I am trying to prove this version of tube lemma for the Tychonoff theorem.

Lemma. Let $\mathscr{A}$ be a collection of basis elements for the topology of the product space $X \times Y$ , such that no finite subcollection of $\mathscr{A}$ covers $X \times Y$ . If X is compact, there is a point $x$ in X such that no finite subcollection of A covers the slice ${x} \times Y$ .

For solutions on the Internet, they claim that we can choose finitely many open sets of the form $U \times V$. (https://www2.math.ethz.ch/education/bachelor/lectures/fs2013/math/topo/soln09.pdf, 06-(a))

But I'm not sure that how can we choose the basis of the form like that. Although we know that $\mathscr{A}$ is a collection of basis element, It doesn't have to be a form of open boxes.

If anyone know that how can we choose such open boxes for arbitrary forms of bases?

Answer 1

Suppose, on the contrary, that for each $x\in X$ there is a finite $\mathscr{A}_x\subseteq\mathscr{A}$ that covers the slice $\{x\}\times Y$. Then there are an $n_x\in\Bbb Z^+$, open nbhds $U_k(x)$ in $X$ for $k=1,\ldots,n_x$, and open sets $V_k(x)$ in $Y$ for $k=1,\ldots,n_x$ such that

$$\mathscr{A}_x=\{U_k(x)\times V_k(x):k=1,\ldots,n_x\}\;.$$

For each $x\in X$ let

$$W(x)=\bigcap_{k=1}^nU_k(x)\;.$$

• Verify that $W(x)$ is an open nbhd of $x$.

For $x\in X$ let

$$\mathscr{A}_x'=\{W(x)\times V_k(x):k=1,\ldots,n_x\}\;.$$

• Verify that $\mathscr{A}_x'$ is an open cover of $\{x\}\times Y$.
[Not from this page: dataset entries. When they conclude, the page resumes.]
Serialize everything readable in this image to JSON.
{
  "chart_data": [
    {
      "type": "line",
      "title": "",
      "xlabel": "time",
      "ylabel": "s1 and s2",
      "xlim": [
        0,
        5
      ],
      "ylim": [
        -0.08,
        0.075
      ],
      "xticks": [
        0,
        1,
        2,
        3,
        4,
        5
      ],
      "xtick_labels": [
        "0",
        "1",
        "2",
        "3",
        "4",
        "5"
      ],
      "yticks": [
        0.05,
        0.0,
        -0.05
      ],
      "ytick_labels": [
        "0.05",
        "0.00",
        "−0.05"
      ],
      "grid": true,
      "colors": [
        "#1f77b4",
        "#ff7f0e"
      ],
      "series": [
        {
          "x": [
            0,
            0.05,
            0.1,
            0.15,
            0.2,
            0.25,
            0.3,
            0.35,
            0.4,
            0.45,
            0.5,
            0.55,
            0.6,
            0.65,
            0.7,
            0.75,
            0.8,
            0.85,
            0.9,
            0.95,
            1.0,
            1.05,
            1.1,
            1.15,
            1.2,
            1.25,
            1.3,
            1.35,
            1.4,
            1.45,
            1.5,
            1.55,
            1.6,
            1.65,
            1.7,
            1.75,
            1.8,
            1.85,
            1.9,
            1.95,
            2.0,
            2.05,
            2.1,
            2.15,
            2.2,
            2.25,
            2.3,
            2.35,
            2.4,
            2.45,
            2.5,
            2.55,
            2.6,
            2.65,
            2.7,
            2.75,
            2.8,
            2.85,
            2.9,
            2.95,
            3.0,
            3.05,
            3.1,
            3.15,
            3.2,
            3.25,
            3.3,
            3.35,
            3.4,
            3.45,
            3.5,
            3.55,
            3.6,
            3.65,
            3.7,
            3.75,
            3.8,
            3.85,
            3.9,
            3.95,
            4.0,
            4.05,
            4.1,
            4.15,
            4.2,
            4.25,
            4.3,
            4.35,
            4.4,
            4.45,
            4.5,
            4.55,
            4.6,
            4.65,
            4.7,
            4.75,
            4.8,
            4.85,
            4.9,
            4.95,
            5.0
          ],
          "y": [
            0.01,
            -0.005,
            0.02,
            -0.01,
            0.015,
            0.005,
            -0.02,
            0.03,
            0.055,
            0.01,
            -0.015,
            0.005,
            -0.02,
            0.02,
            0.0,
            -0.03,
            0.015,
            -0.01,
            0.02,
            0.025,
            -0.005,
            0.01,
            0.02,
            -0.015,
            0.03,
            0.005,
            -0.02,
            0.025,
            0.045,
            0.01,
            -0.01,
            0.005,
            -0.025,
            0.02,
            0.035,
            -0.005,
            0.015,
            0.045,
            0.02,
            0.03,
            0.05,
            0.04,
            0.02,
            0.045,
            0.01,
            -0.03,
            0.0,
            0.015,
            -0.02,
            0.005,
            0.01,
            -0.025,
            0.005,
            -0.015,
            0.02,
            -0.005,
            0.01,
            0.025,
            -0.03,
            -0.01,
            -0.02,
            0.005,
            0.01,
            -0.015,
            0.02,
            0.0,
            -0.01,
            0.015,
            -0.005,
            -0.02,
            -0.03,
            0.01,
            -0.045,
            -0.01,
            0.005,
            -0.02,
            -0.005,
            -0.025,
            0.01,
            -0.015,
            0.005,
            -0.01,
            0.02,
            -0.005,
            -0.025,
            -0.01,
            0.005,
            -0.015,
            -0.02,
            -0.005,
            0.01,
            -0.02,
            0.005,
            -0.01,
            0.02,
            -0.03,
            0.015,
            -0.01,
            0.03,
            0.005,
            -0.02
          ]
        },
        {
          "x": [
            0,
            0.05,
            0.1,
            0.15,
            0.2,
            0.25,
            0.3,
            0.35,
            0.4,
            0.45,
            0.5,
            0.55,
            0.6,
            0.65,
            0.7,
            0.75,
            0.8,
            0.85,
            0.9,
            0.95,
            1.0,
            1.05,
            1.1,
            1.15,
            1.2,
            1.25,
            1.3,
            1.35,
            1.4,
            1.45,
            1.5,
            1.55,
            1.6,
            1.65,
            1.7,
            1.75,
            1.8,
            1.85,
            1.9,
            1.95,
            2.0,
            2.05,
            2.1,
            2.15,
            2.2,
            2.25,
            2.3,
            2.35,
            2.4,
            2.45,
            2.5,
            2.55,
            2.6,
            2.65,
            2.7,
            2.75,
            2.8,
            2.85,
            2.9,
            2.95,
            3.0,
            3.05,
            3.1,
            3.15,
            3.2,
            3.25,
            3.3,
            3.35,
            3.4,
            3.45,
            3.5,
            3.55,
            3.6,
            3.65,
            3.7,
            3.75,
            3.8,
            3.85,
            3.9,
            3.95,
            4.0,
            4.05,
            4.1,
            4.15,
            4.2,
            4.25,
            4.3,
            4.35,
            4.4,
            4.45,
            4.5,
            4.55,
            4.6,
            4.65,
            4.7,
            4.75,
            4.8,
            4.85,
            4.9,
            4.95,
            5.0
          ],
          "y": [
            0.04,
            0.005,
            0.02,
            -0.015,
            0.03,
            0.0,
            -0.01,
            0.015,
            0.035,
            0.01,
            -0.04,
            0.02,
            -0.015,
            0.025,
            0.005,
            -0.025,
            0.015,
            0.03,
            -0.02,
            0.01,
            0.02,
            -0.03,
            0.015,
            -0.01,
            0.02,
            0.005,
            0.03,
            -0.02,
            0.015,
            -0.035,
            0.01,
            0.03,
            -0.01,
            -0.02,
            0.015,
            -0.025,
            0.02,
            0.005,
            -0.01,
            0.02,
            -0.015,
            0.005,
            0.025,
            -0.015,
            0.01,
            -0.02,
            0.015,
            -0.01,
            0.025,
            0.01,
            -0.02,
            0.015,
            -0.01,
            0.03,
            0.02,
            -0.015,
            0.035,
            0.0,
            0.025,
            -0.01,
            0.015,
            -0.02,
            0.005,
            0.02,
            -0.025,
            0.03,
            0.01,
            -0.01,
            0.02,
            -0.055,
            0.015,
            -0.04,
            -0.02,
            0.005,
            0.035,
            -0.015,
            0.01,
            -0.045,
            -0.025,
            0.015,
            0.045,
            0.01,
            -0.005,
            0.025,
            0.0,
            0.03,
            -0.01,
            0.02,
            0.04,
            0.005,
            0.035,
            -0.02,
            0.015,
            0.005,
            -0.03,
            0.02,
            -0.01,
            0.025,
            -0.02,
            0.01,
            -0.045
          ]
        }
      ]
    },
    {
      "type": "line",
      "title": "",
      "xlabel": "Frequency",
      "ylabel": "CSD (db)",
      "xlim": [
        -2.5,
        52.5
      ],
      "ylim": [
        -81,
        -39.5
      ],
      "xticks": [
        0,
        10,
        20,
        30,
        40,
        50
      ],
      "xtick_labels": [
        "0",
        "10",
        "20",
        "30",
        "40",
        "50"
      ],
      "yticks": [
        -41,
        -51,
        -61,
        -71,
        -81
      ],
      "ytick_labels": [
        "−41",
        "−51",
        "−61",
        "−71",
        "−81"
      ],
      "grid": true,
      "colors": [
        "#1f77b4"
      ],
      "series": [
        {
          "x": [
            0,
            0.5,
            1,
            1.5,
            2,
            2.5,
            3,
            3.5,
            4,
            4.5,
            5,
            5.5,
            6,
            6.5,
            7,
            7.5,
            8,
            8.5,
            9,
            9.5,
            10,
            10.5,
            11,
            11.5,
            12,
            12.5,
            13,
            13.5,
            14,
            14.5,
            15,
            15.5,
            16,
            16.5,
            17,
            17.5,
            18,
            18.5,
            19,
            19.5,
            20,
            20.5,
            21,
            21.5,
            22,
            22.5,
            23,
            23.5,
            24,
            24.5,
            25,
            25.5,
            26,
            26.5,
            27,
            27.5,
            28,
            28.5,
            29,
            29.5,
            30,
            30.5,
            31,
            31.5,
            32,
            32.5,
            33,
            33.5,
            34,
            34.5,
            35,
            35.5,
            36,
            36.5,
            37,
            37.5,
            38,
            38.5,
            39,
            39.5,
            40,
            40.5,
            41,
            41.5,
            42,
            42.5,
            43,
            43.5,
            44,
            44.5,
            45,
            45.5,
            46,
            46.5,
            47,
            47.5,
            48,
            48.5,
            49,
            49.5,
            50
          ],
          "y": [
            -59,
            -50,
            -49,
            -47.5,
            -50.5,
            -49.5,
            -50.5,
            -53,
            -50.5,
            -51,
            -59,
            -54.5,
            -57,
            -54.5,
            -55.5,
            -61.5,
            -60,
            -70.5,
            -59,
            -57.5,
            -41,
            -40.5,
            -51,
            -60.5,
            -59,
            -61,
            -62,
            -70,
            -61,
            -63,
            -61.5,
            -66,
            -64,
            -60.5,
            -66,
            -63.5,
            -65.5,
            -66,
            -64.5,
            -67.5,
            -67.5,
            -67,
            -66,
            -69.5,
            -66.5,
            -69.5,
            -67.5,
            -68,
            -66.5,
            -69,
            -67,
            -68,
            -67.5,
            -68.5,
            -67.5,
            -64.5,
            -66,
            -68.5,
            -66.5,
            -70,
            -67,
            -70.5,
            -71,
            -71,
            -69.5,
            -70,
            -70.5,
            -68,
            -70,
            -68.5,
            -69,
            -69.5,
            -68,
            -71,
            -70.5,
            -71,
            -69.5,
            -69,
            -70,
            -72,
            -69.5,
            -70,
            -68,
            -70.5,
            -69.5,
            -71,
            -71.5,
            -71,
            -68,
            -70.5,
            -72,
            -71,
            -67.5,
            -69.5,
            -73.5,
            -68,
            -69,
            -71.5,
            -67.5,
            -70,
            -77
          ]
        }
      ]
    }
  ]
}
Let $\mathscr{W}=\{W(x):x\in X\}$.

• Use compactness of $X$ to get a finite $\mathscr{W}_0=\{W(x_1),\ldots,W(x_m)\}\subseteq\mathscr{W}$ covering $X$ for some $m\in\Bbb Z^+$.
• Then show that $\bigcup_{k=1}^m\mathscr{A}_{x_k}$ is a finite subfamily of $\mathscr{A}$ covering $X\times Y$, thereby getting the desired contradiction.